A propriedade deve ser privada.

“Sem dúvida é melhor a propriedade ser privada, mas seu uso comum; sendo a função do legislador criar no Homem o temperamento benevolente” [Aristóteles]

        A propriedade privada e o direito dos indivíduos sobre ela nem sempre existiu; um dos maiores pensadores gregos, Platão, defendia uma propriedade comum compartilhada onde todos seriam responsáveis e gozariam usufruto desta. No modelo platônico, os recursos naturais e as obras da humanidade realizada com estes recursos deveriam suportar a melhoria e o progresso da sociedade.

Aristóteles, discípulo de Platão, discordava de seu mestre; em sua visão, Platão fizera um análise política e filosófica da propriedade ao invés de utilizar uma abordagem analítica e racional. Aristóteles observara que uma propriedade coletiva não era utilizada de maneira correta, pois poucos queriam semear e muitos colher, poucos queriam trabalhar e muitos queriam comer; atentou então o pensador que o Homem trabalhador deveria ser recompensado e incentivado tendo posse legal de sua propriedade. Ainda contrariando Platão, afirmou que o Homem não se individualizaria, e sim se tornaria generoso, pois aqueles que possuem sentiriam felizes em compartilhar o que têm com os mais necessitados.

As ideias semeadas por Platão e Aristóteles viveram em livros por muito tempo, uma terceira opção estava em aplicação na prática – a propriedade como um bem do estado (representado na forma de Rei ou Imperador), que permitia o usufruto destas através do pagamento de impostos recolhidos como parte do bem produzido; apesar de não considerado foi uma primeira versão de ideologia Socialista. O modelo vigente daquela época foi derrubado parcialmente pela transferência dos bem produzidos ao Monarca distante para os próximos Nobres e Condes que se atentavam (pelo menos em palavras) aos benefícios dos agricultores locais. Esta mudança foi uma espécie de golpe de estado, um reflexo da tirania de reis que muito consumia, pouco produzia e atenção ao seu povo não concedia.
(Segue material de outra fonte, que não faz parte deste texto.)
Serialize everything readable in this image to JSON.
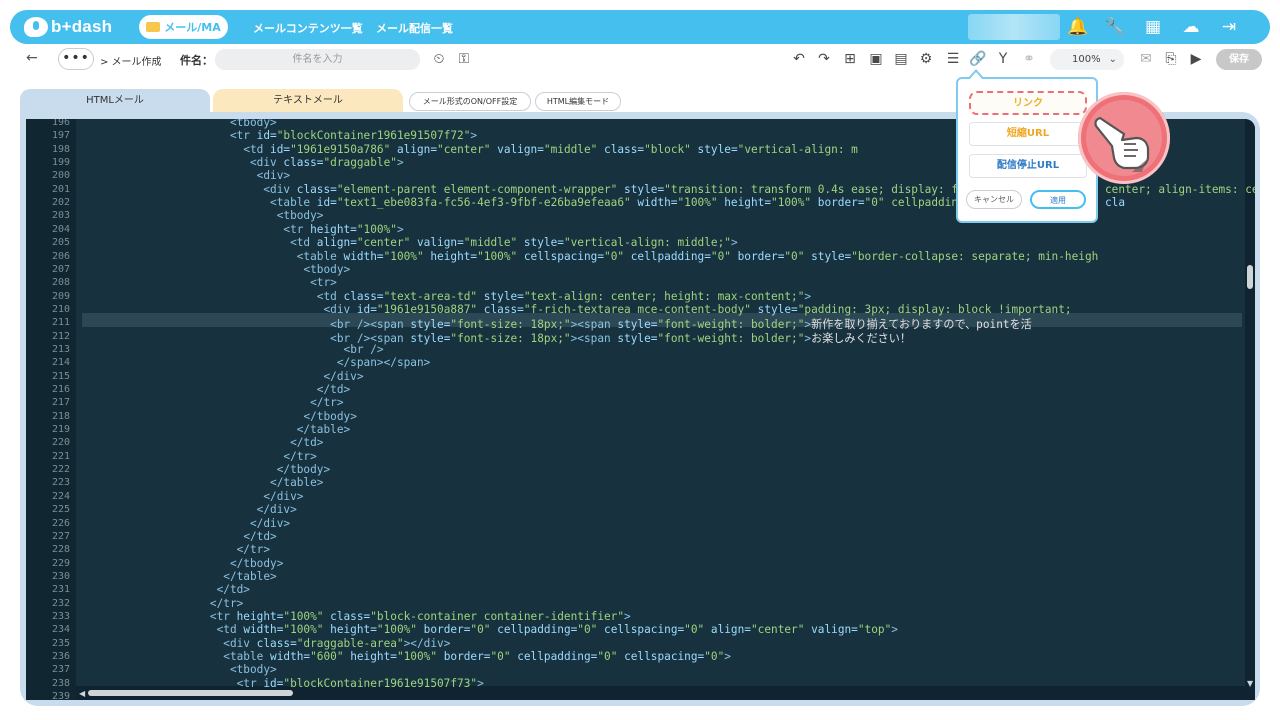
{
  "header": {
    "logo": "b+dash",
    "module": "メール/MA",
    "nav": [
      "メールコンテンツ一覧",
      "メール配信一覧"
    ]
  },
  "toolbar": {
    "dots": "•••",
    "breadcrumb": "> メール作成",
    "subject_label": "件名：",
    "subject_placeholder": "件名を入力",
    "zoom": "100%",
    "save": "保存"
  },
  "tabs": {
    "html": "HTMLメール",
    "text": "テキストメール",
    "toggle": "メール形式のON/OFF設定",
    "html_mode": "HTML編集モード"
  },
  "popup": {
    "link": "リンク",
    "short_url": "短縮URL",
    "unsubscribe_url": "配信停止URL",
    "cancel": "キャンセル",
    "apply": "適用"
  },
  "editor": {
    "highlight_line": 211,
    "lines": [
      {
        "n": "196",
        "indent": 22,
        "parts": [
          [
            "t",
            "<tbody>"
          ]
        ]
      },
      {
        "n": "197",
        "indent": 22,
        "parts": [
          [
            "t",
            "<tr "
          ],
          [
            "a",
            "id="
          ],
          [
            "s",
            "\"blockContainer1961e91507f72\""
          ],
          [
            "t",
            ">"
          ]
        ]
      },
      {
        "n": "198",
        "indent": 24,
        "parts": [
          [
            "t",
            "<td "
          ],
          [
            "a",
            "id="
          ],
          [
            "s",
            "\"1961e9150a786\""
          ],
          [
            "a",
            " align="
          ],
          [
            "s",
            "\"center\""
          ],
          [
            "a",
            " valign="
          ],
          [
            "s",
            "\"middle\""
          ],
          [
            "a",
            " class="
          ],
          [
            "s",
            "\"block\""
          ],
          [
            "a",
            " style="
          ],
          [
            "s",
            "\"vertical-align: m"
          ]
        ]
      },
      {
        "n": "199",
        "indent": 25,
        "parts": [
          [
            "t",
            "<div "
          ],
          [
            "a",
            "class="
          ],
          [
            "s",
            "\"draggable\""
          ],
          [
            "t",
            ">"
          ]
        ]
      },
      {
        "n": "200",
        "indent": 26,
        "parts": [
          [
            "t",
            "<div>"
          ]
        ]
      },
      {
        "n": "201",
        "indent": 27,
        "parts": [
          [
            "t",
            "<div "
          ],
          [
            "a",
            "class="
          ],
          [
            "s",
            "\"element-parent element-component-wrapper\""
          ],
          [
            "a",
            " style="
          ],
          [
            "s",
            "\"transition: transform 0.4s ease; display: flex; justify-content: center; align-items: cent"
          ]
        ]
      },
      {
        "n": "202",
        "indent": 28,
        "parts": [
          [
            "t",
            "<table "
          ],
          [
            "a",
            "id="
          ],
          [
            "s",
            "\"text1_ebe083fa-fc56-4ef3-9fbf-e26ba9efeaa6\""
          ],
          [
            "a",
            " width="
          ],
          [
            "s",
            "\"100%\""
          ],
          [
            "a",
            " height="
          ],
          [
            "s",
            "\"100%\""
          ],
          [
            "a",
            " border="
          ],
          [
            "s",
            "\"0\" cellpadding=\"0\""
          ],
          [
            "a",
            " cellspacing="
          ],
          [
            "s",
            "\"0\""
          ],
          [
            "a",
            " cla"
          ]
        ]
      },
      {
        "n": "203",
        "indent": 29,
        "parts": [
          [
            "t",
            "<tbody>"
          ]
        ]
      },
      {
        "n": "204",
        "indent": 30,
        "parts": [
          [
            "t",
            "<tr "
          ],
          [
            "a",
            "height="
          ],
          [
            "s",
            "\"100%\""
          ],
          [
            "t",
            ">"
          ]
        ]
      },
      {
        "n": "205",
        "indent": 31,
        "parts": [
          [
            "t",
            "<td "
          ],
          [
            "a",
            "align="
          ],
          [
            "s",
            "\"center\""
          ],
          [
            "a",
            " valign="
          ],
          [
            "s",
            "\"middle\""
          ],
          [
            "a",
            " style="
          ],
          [
            "s",
            "\"vertical-align: middle;\""
          ],
          [
            "t",
            ">"
          ]
        ]
      },
      {
        "n": "206",
        "indent": 32,
        "parts": [
          [
            "t",
            "<table "
          ],
          [
            "a",
            "width="
          ],
          [
            "s",
            "\"100%\""
          ],
          [
            "a",
            " height="
          ],
          [
            "s",
            "\"100%\""
          ],
          [
            "a",
            " cellspacing="
          ],
          [
            "s",
            "\"0\""
          ],
          [
            "a",
            " cellpadding="
          ],
          [
            "s",
            "\"0\""
          ],
          [
            "a",
            " border="
          ],
          [
            "s",
            "\"0\""
          ],
          [
            "a",
            " style="
          ],
          [
            "s",
            "\"border-collapse: separate; min-heigh"
          ]
        ]
      },
      {
        "n": "207",
        "indent": 33,
        "parts": [
          [
            "t",
            "<tbody>"
          ]
        ]
      },
      {
        "n": "208",
        "indent": 34,
        "parts": [
          [
            "t",
            "<tr>"
          ]
        ]
      },
      {
        "n": "209",
        "indent": 35,
        "parts": [
          [
            "t",
            "<td "
          ],
          [
            "a",
            "class="
          ],
          [
            "s",
            "\"text-area-td\""
          ],
          [
            "a",
            " style="
          ],
          [
            "s",
            "\"text-align: center; height: max-content;\""
          ],
          [
            "t",
            ">"
          ]
        ]
      },
      {
        "n": "210",
        "indent": 36,
        "parts": [
          [
            "t",
            "<div "
          ],
          [
            "a",
            "id="
          ],
          [
            "s",
            "\"1961e9150a887\""
          ],
          [
            "a",
            " class="
          ],
          [
            "s",
            "\"f-rich-textarea mce-content-body\""
          ],
          [
            "a",
            " style="
          ],
          [
            "s",
            "\"padding: 3px; display: block !important;"
          ]
        ]
      },
      {
        "n": "211",
        "indent": 37,
        "parts": [
          [
            "t",
            "<br /><span "
          ],
          [
            "a",
            "style="
          ],
          [
            "s",
            "\"font-size: 18px;\""
          ],
          [
            "t",
            "><span "
          ],
          [
            "a",
            "style="
          ],
          [
            "s",
            "\"font-weight: bolder;\""
          ],
          [
            "t",
            ">"
          ],
          [
            "x",
            "新作を取り揃えておりますので、pointを活"
          ]
        ]
      },
      {
        "n": "212",
        "indent": 37,
        "parts": [
          [
            "t",
            "<br /><span "
          ],
          [
            "a",
            "style="
          ],
          [
            "s",
            "\"font-size: 18px;\""
          ],
          [
            "t",
            "><span "
          ],
          [
            "a",
            "style="
          ],
          [
            "s",
            "\"font-weight: bolder;\""
          ],
          [
            "t",
            ">"
          ],
          [
            "x",
            "お楽しみください！"
          ]
        ]
      },
      {
        "n": "213",
        "indent": 39,
        "parts": [
          [
            "t",
            "<br />"
          ]
        ]
      },
      {
        "n": "214",
        "indent": 38,
        "parts": [
          [
            "t",
            "</span></span>"
          ]
        ]
      },
      {
        "n": "215",
        "indent": 36,
        "parts": [
          [
            "t",
            "</div>"
          ]
        ]
      },
      {
        "n": "216",
        "indent": 35,
        "parts": [
          [
            "t",
            "</td>"
          ]
        ]
      },
      {
        "n": "217",
        "indent": 34,
        "parts": [
          [
            "t",
            "</tr>"
          ]
        ]
      },
      {
        "n": "218",
        "indent": 33,
        "parts": [
          [
            "t",
            "</tbody>"
          ]
        ]
      },
      {
        "n": "219",
        "indent": 32,
        "parts": [
          [
            "t",
            "</table>"
          ]
        ]
      },
      {
        "n": "220",
        "indent": 31,
        "parts": [
          [
            "t",
            "</td>"
          ]
        ]
      },
      {
        "n": "221",
        "indent": 30,
        "parts": [
          [
            "t",
            "</tr>"
          ]
        ]
      },
      {
        "n": "222",
        "indent": 29,
        "parts": [
          [
            "t",
            "</tbody>"
          ]
        ]
      },
      {
        "n": "223",
        "indent": 28,
        "parts": [
          [
            "t",
            "</table>"
          ]
        ]
      },
      {
        "n": "224",
        "indent": 27,
        "parts": [
          [
            "t",
            "</div>"
          ]
        ]
      },
      {
        "n": "225",
        "indent": 26,
        "parts": [
          [
            "t",
            "</div>"
          ]
        ]
      },
      {
        "n": "226",
        "indent": 25,
        "parts": [
          [
            "t",
            "</div>"
          ]
        ]
      },
      {
        "n": "227",
        "indent": 24,
        "parts": [
          [
            "t",
            "</td>"
          ]
        ]
      },
      {
        "n": "228",
        "indent": 23,
        "parts": [
          [
            "t",
            "</tr>"
          ]
        ]
      },
      {
        "n": "229",
        "indent": 22,
        "parts": [
          [
            "t",
            "</tbody>"
          ]
        ]
      },
      {
        "n": "230",
        "indent": 21,
        "parts": [
          [
            "t",
            "</table>"
          ]
        ]
      },
      {
        "n": "231",
        "indent": 20,
        "parts": [
          [
            "t",
            "</td>"
          ]
        ]
      },
      {
        "n": "232",
        "indent": 19,
        "parts": [
          [
            "t",
            "</tr>"
          ]
        ]
      },
      {
        "n": "233",
        "indent": 19,
        "parts": [
          [
            "t",
            "<tr "
          ],
          [
            "a",
            "height="
          ],
          [
            "s",
            "\"100%\""
          ],
          [
            "a",
            " class="
          ],
          [
            "s",
            "\"block-container container-identifier\""
          ],
          [
            "t",
            ">"
          ]
        ]
      },
      {
        "n": "234",
        "indent": 20,
        "parts": [
          [
            "t",
            "<td "
          ],
          [
            "a",
            "width="
          ],
          [
            "s",
            "\"100%\""
          ],
          [
            "a",
            " height="
          ],
          [
            "s",
            "\"100%\""
          ],
          [
            "a",
            " border="
          ],
          [
            "s",
            "\"0\""
          ],
          [
            "a",
            " cellpadding="
          ],
          [
            "s",
            "\"0\""
          ],
          [
            "a",
            " cellspacing="
          ],
          [
            "s",
            "\"0\""
          ],
          [
            "a",
            " align="
          ],
          [
            "s",
            "\"center\""
          ],
          [
            "a",
            " valign="
          ],
          [
            "s",
            "\"top\""
          ],
          [
            "t",
            ">"
          ]
        ]
      },
      {
        "n": "235",
        "indent": 21,
        "parts": [
          [
            "t",
            "<div "
          ],
          [
            "a",
            "class="
          ],
          [
            "s",
            "\"draggable-area\""
          ],
          [
            "t",
            "></div>"
          ]
        ]
      },
      {
        "n": "236",
        "indent": 21,
        "parts": [
          [
            "t",
            "<table "
          ],
          [
            "a",
            "width="
          ],
          [
            "s",
            "\"600\""
          ],
          [
            "a",
            " height="
          ],
          [
            "s",
            "\"100%\""
          ],
          [
            "a",
            " border="
          ],
          [
            "s",
            "\"0\""
          ],
          [
            "a",
            " cellpadding="
          ],
          [
            "s",
            "\"0\""
          ],
          [
            "a",
            " cellspacing="
          ],
          [
            "s",
            "\"0\""
          ],
          [
            "t",
            ">"
          ]
        ]
      },
      {
        "n": "237",
        "indent": 22,
        "parts": [
          [
            "t",
            "<tbody>"
          ]
        ]
      },
      {
        "n": "238",
        "indent": 23,
        "parts": [
          [
            "t",
            "<tr "
          ],
          [
            "a",
            "id="
          ],
          [
            "s",
            "\"blockContainer1961e91507f73\""
          ],
          [
            "t",
            ">"
          ]
        ]
      },
      {
        "n": "239",
        "indent": 24,
        "parts": []
      }
    ]
  }
}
Válido ressaltar que a propriedade privada sempre existiu, nossos antepassados não eram socialistas tão pouco compartilhavam o Planeta como um único jardim; o que a Propriedade Privada de Aristóteles pregava era uma garantia de legalidade pelo Estado, que se comprometeria em assegurar este direito ao cidadão de bem. Hoje vivemos o reflexo do pensamento de Aristóteles, temos o direito de adquirir ou herdar nossas propriedades, desde que sigamos os regulamentos do Estado ou entidade social mais próxima; no mundo de faz de contas da propriedade privada, mesmo nos países mais capitalistas somos donos de nossas propriedades e podemos fazer com ela o que bem entendermos, desde que isso não vá em desencontro dos interesses do estado e cumpra sua função social. Este direito, que é garantido constitucionalmente em praticamente todos países, pode ser rasgado para garantir a segurança da nação, explorar recursos minerais, construir rodovias e portos, realizar reformas agrárias, criar patrimônios históricos entre outras obras ditas para o bem comum.